“Lock-in” indicates a freeze on the shares. SEBI ICDR Regulations 2009 have stipulated lock-in requirements on shares of promoters mainly to ensure that the promoters or main persons, who are controlling the company, shall continue to hold some minimum percentage in the company after the public issue. The requirements are detailed in Chapter III Part IV of SEBI ICDR Regulations 2009.
The promoter has been defined as a person or persons who are in control of the company, who are instrumental in the formulation of a plan or programme pursuant to which the securities are offered to the public and those named in the prospectus as promoters(s). It may be noted that a director / officer of the issuer company or person, if they are acting as such merely in their professional capacity are not be included in the definition of a promoter. However a financial institution, scheduled bank, foreign Institutional Investor and mutual fund shall not be deemed to be a Promoter merely by virtue of the fact that too go or more of the equity share capital of the issuer is held by such person. Further, such financial institutions scheduled bank and foreign institutional investor shall be treated as promoter for the subsidiaries or companies promoted by them or for the mutual fund sponsored by them.
'Promoter Group' includes the promoter, an immediate relative of the promoter (i.e. any spouse of that person, or any parent, brother, sister or child of the person or of the spouse). In case promoter is a body corporate, a subsidiary or holding company of that body corporate; any body corporate in which the promoter holds 10% or more of the equity capital or which holds 10% or more of the equity capital of the Promoter; any body corporate in which a group of individuals or companies or combinations thereof who holds 20% or more of the equity capital in that company also holds 20% or more of the equity capital of the issuer company. In case the promoter is an individual, any body corporate in which 10% or more of the share capital is held by the promoter or an immediate relative of the promoter' or a firm or HUF in which the 'Promoter' or any one or more of his immediate relative is a member; any body corporate in which a body corporate specified in (i) above, holds 10% or more, of the share capital; any HUF or firm in which the aggregate share of the promoter and his immediate relatives is equal to or more than 10% of the total, and all persons whose shareholding is aggregated for the purpose of disclosing in the prospectus "shareholding of the promoter group"
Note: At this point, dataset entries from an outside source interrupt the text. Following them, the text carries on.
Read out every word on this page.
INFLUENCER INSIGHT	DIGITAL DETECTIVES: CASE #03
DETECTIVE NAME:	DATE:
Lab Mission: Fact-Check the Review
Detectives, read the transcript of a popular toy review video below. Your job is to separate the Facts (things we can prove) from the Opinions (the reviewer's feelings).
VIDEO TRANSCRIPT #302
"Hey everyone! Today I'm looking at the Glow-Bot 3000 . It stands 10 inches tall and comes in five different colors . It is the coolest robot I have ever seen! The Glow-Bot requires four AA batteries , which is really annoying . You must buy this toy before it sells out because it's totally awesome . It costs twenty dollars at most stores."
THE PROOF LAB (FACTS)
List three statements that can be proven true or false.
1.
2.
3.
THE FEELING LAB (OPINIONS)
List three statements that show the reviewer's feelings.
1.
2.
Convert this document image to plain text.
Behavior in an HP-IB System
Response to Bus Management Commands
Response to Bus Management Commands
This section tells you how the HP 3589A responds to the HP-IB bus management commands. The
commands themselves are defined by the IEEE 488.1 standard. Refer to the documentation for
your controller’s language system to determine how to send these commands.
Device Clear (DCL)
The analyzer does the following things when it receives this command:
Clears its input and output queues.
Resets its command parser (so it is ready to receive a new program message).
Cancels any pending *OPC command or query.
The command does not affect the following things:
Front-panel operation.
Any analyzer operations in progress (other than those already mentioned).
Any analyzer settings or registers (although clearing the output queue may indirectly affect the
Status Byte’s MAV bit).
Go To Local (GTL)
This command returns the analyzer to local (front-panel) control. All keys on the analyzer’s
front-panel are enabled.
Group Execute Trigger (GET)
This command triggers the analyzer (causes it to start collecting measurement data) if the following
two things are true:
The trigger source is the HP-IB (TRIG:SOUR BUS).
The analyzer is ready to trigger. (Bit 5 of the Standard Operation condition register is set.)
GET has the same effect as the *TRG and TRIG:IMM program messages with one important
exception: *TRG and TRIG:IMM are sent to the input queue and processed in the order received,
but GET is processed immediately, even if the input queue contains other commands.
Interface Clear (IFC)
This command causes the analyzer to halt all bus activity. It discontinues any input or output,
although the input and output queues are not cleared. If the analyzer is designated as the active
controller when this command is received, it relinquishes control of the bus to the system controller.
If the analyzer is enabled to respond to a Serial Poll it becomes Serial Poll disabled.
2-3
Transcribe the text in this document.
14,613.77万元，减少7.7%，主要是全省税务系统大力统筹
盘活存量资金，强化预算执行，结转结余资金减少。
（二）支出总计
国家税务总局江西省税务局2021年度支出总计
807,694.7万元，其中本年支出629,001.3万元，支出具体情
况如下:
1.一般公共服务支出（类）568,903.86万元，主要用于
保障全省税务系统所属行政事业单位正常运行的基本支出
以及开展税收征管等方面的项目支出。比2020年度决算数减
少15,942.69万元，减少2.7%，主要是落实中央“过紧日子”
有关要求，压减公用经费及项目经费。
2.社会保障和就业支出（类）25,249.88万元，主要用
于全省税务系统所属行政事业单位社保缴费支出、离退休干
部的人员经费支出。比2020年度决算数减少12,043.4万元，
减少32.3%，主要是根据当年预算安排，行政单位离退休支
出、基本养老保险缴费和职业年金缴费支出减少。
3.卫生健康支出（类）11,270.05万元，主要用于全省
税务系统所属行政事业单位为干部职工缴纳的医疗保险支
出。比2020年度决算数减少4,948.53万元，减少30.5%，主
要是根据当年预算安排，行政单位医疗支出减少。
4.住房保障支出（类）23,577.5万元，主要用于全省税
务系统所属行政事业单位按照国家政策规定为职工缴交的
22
The details are provided in the SEBI ICDR Regulations 2009.
Promoter's Contribution and Lock-in
In case of an IPO/FPO, the promoters have to necessarily offer at least 20% of the post issue capital. In case of public issues by listed companies, the promoters shall participate either to the extent of 20% of the proposed issue or ensure post-issue share holding to the extent of 20% of the post-issue capital.
In case of any issue of capital to the public the minimum contribution of promoters shall be locked in for a period of three years, both for an IPO/FPO and public issue by listed companies. In case of an IPO/FPO, if the promoters' contribution in the proposed issue exceeds the required minimum contribution, such excess contribution shall also be locked in for a period of one year. Green shoe Option
A Green Shoe option means an option of allocating shares in excess of the equity shares offered in the public issue as a post-listing price stabilizing mechanism for a period not exceeding 30 days in accordance with the provisions of Chapter III Part V of SEBI ICDR Regulations 2009, which is granted to a company to be exercised through a Stabilizing Agent. This is an arrangement wherein the issue would be over allotted to the extent of a maximum of 15% of the issue size. From an investor’s perspective, an issue with green shoe option provides more probability of getting shares and also that post listing price may show relatively more stability as compared to market.
In a safety net scheme or a buy back arrangement the issuer company in consultation with the lead merchant banker discloses in the RHP that if the price of the shares of the company post listing goes below a certain level the issuer will purchase back a specific number of shares from original resident retail allottees at the issue price.
There are two types of underwriting.
Hard underwriting is when an underwriter agrees to buy his commitment of shares before the issue opens. The underwriter guarantees a fixed amount to the issuer from the issue. Thus, in case the shares are not subscribed by investors, the issue is devolved on underwriters and they have to bring in the amount by subscribing to the shares. The underwriter bears a risk which is much higher in soft underwriting.
Soft underwriting is when an underwriter agrees to buy the shares at stage after the issue is closed. He then, immediately places those shares with institutional players. The risk faced by the underwriter as such is reduced to a small window of time. Also, the soft underwriter has the option to invoke a force Majeure (acts of God) clause in case there are certain factors beyond the control that can affect the underwriter’s ability to place the shares with the buyers.
Open book/ closed book
In an open book building system the merchant banker along with the issuer ensures that the demand for the securities is displayed online on the website of the stock exchanges. Here, the investors can be guided by the movements of the bid during the period in which the bid is kept open, Indian book building process provides for an open book system. In the closed book building system, the book is not made public and the bidders will have to take a call on the price at which they intend to make a bid without having any information on the bids submitted by other bidders.